Content, organise it, especially online. While it’s great if you’re active on social media, and every communications professional should be, be careful what you’re posting. Remember, despite what you may think, once you’ve put something in writing, especially online, it’s pretty much permanent. The internet is, however, a wonderful tool and can provide you with a great space for self-promotion. Start a blog, tweet regularly and let the world know how great you are – but always keep in mind, ‘what would a future employer think if they read this?’

Crowd – get in with them. It’s so important to get out and meet people. Take up networking opportunities, and participate in seminars and conferences that relate to your field.
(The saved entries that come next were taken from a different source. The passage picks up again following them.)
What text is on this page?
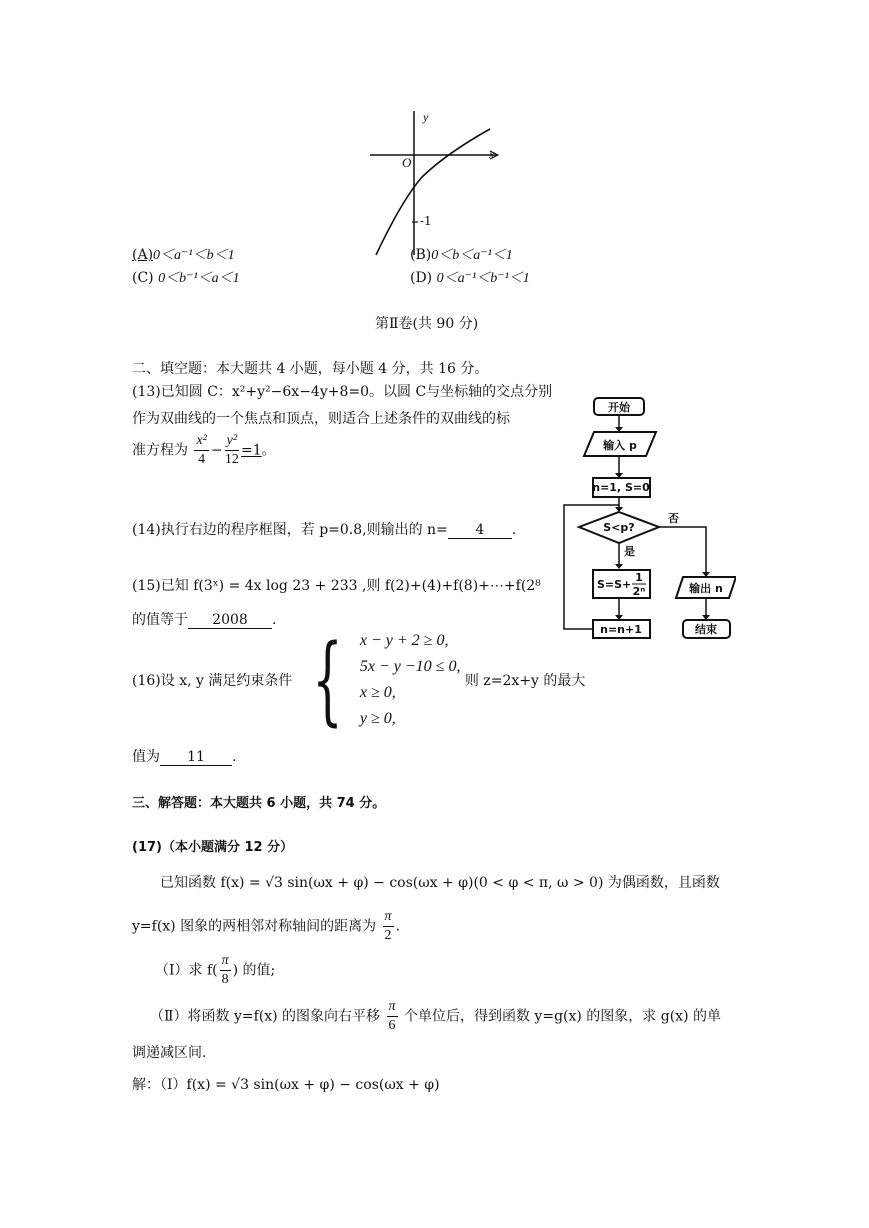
y
x
O
-1
(A)0＜a⁻¹＜b＜1	(B)0＜b＜a⁻¹＜1
(C) 0＜b⁻¹＜a＜1	(D) 0＜a⁻¹＜b⁻¹＜1
第Ⅱ卷(共 90 分)
二、填空题：本大题共 4 小题，每小题 4 分，共 16 分。
(13)已知圆 C：x²+y²−6x−4y+8=0。以圆 C与坐标轴的交点分别
作为双曲线的一个焦点和顶点，则适合上述条件的双曲线的标
准方程为 $\frac{\text{x²}}{4} - \frac{\text{y²}}{12} =1$。
(14)执行右边的程序框图，若 p=0.8,则输出的 n= 4 .
(15)已知 f(3ˣ) = 4x log 23 + 233 ,则 f(2)+(4)+f(8)+⋯+f(2⁸
的值等于 2008 .
(16)设 x, y 满足约束条件 { x − y + 2 ≥ 0,
5x − y −10 ≤ 0,
x ≥ 0,
y ≥ 0,
则 z=2x+y 的最大
值为 11 .
三、解答题：本大题共 6 小题，共 74 分。
(17)（本小题满分 12 分）
已知函数 f(x) = √3 sin(ωx + φ) − cos(ωx + φ)(0 < φ < π, ω > 0) 为偶函数，且函数
y=f(x) 图象的两相邻对称轴间的距离为 $\frac{\pi}{2}$ .
（Ⅰ）求 $f( \frac{\pi}{8}$ ) 的值;
（Ⅱ）将函数 y=f(x) 的图象向右平移 $\frac{\pi}{6}$ 个单位后，得到函数 y=g(x) 的图象，求 g(x) 的单
调递减区间.
解：（Ⅰ）f(x) = √3 sin(ωx + φ) − cos(ωx + φ)
开始
输入 p
n=1, S=0
S<p?
否
是
S=S+
1
2ⁿ	输出 n
n=n+1	结束
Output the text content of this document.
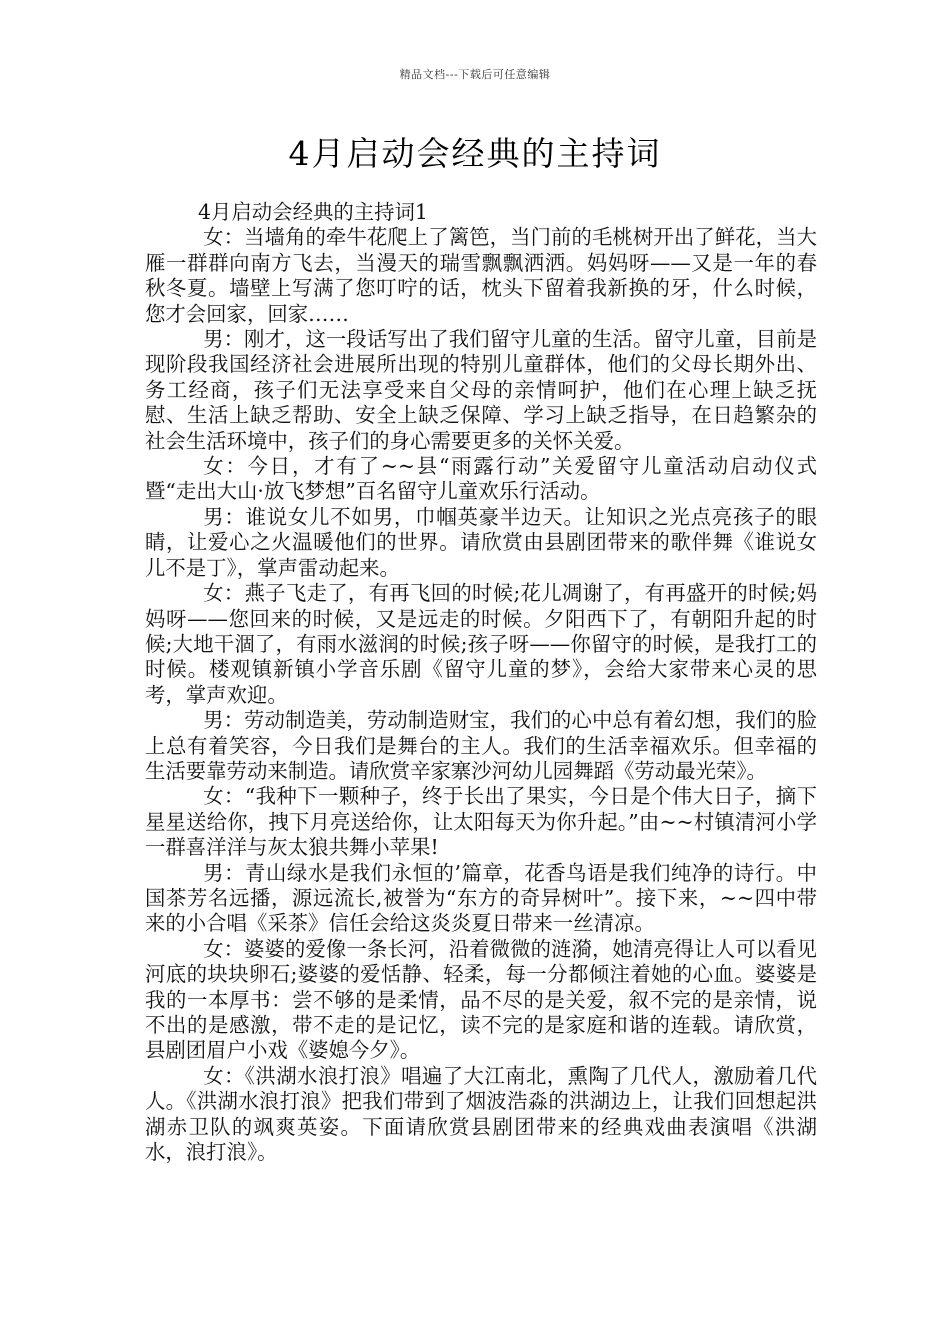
精品文档---下载后可任意编辑
4月启动会经典的主持词

4月启动会经典的主持词1

女：当墙角的牵牛花爬上了篱笆，当门前的毛桃树开出了鲜花，当大雁一群群向南方飞去，当漫天的瑞雪飘飘洒洒。妈妈呀——又是一年的春秋冬夏。墙壁上写满了您叮咛的话，枕头下留着我新换的牙，什么时候，您才会回家，回家……

男：刚才，这一段话写出了我们留守儿童的生活。留守儿童，目前是现阶段我国经济社会进展所出现的特别儿童群体，他们的父母长期外出、务工经商，孩子们无法享受来自父母的亲情呵护，他们在心理上缺乏抚慰、生活上缺乏帮助、安全上缺乏保障、学习上缺乏指导，在日趋繁杂的社会生活环境中，孩子们的身心需要更多的关怀关爱。

女：今日，才有了~~县“雨露行动”关爱留守儿童活动启动仪式暨“走出大山·放飞梦想”百名留守儿童欢乐行活动。

男：谁说女儿不如男，巾帼英豪半边天。让知识之光点亮孩子的眼睛，让爱心之火温暖他们的世界。请欣赏由县剧团带来的歌伴舞《谁说女儿不是丁》，掌声雷动起来。

女：燕子飞走了，有再飞回的时候;花儿凋谢了，有再盛开的时候;妈妈呀——您回来的时候，又是远走的时候。夕阳西下了，有朝阳升起的时候;大地干涸了，有雨水滋润的时候;孩子呀——你留守的时候，是我打工的时候。楼观镇新镇小学音乐剧《留守儿童的梦》，会给大家带来心灵的思考，掌声欢迎。

男：劳动制造美，劳动制造财宝，我们的心中总有着幻想，我们的脸上总有着笑容，今日我们是舞台的主人。我们的生活幸福欢乐。但幸福的生活要靠劳动来制造。请欣赏辛家寨沙河幼儿园舞蹈《劳动最光荣》。

女：“我种下一颗种子，终于长出了果实，今日是个伟大日子，摘下星星送给你，拽下月亮送给你，让太阳每天为你升起。”由~~村镇清河小学一群喜洋洋与灰太狼共舞小苹果!

男：青山绿水是我们永恒的’篇章，花香鸟语是我们纯净的诗行。中国茶芳名远播，源远流长,被誉为“东方的奇异树叶”。接下来，~~四中带来的小合唱《采茶》信任会给这炎炎夏日带来一丝清凉。

女：婆婆的爱像一条长河，沿着微微的涟漪，她清亮得让人可以看见河底的块块卵石;婆婆的爱恬静、轻柔，每一分都倾注着她的心血。婆婆是我的一本厚书：尝不够的是柔情，品不尽的是关爱，叙不完的是亲情，说不出的是感激，带不走的是记忆，读不完的是家庭和谐的连载。请欣赏，县剧团眉户小戏《婆媳今夕》。

女：《洪湖水浪打浪》唱遍了大江南北，熏陶了几代人，激励着几代人。《洪湖水浪打浪》把我们带到了烟波浩淼的洪湖边上，让我们回想起洪湖赤卫队的飒爽英姿。下面请欣赏县剧团带来的经典戏曲表演唱《洪湖水，浪打浪》。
Set up meetings with dream employers, don’t be afraid – most people that work in communications are happy to help, and nearly all have been in the same position. Some will be able to offer you a job, and some maybe just advice. Either way, it’s extremely helpful. Always dreamt of moving interstate? While on holidays make appointments to pop in and meet with PR gurus you can see yourself working for. Want to set yourself apart? Do something different – we’re in PR – we’re meant to be all about getting our messages out there, changing attitudes and getting people to act. Always interact with people personally, pick up the phone. If you’ve met someone at a function, remind them about it.

Chance – take every one you can. Join your clubs and societies while at university, if you’re not the most academic student, this is what will set you apart once you’ve graduated. Employers want to see actions and results, not grades, when you’re applying for positions. I was the president of the University of Canberra student PR society the Public Relations People during my final year of study. While it was a huge commitment and responsibility, it was invaluable. Volunteer and get involved in student life on campus. Put your hand up for any and every opportunity that comes your way, not only will it look great on your CV, you’ll gain precious experience.

Yes, I am still the newbie, and I still have a long way to go in the big wide world of public relations and media, but I’m on my way and I hope my top tips help you out.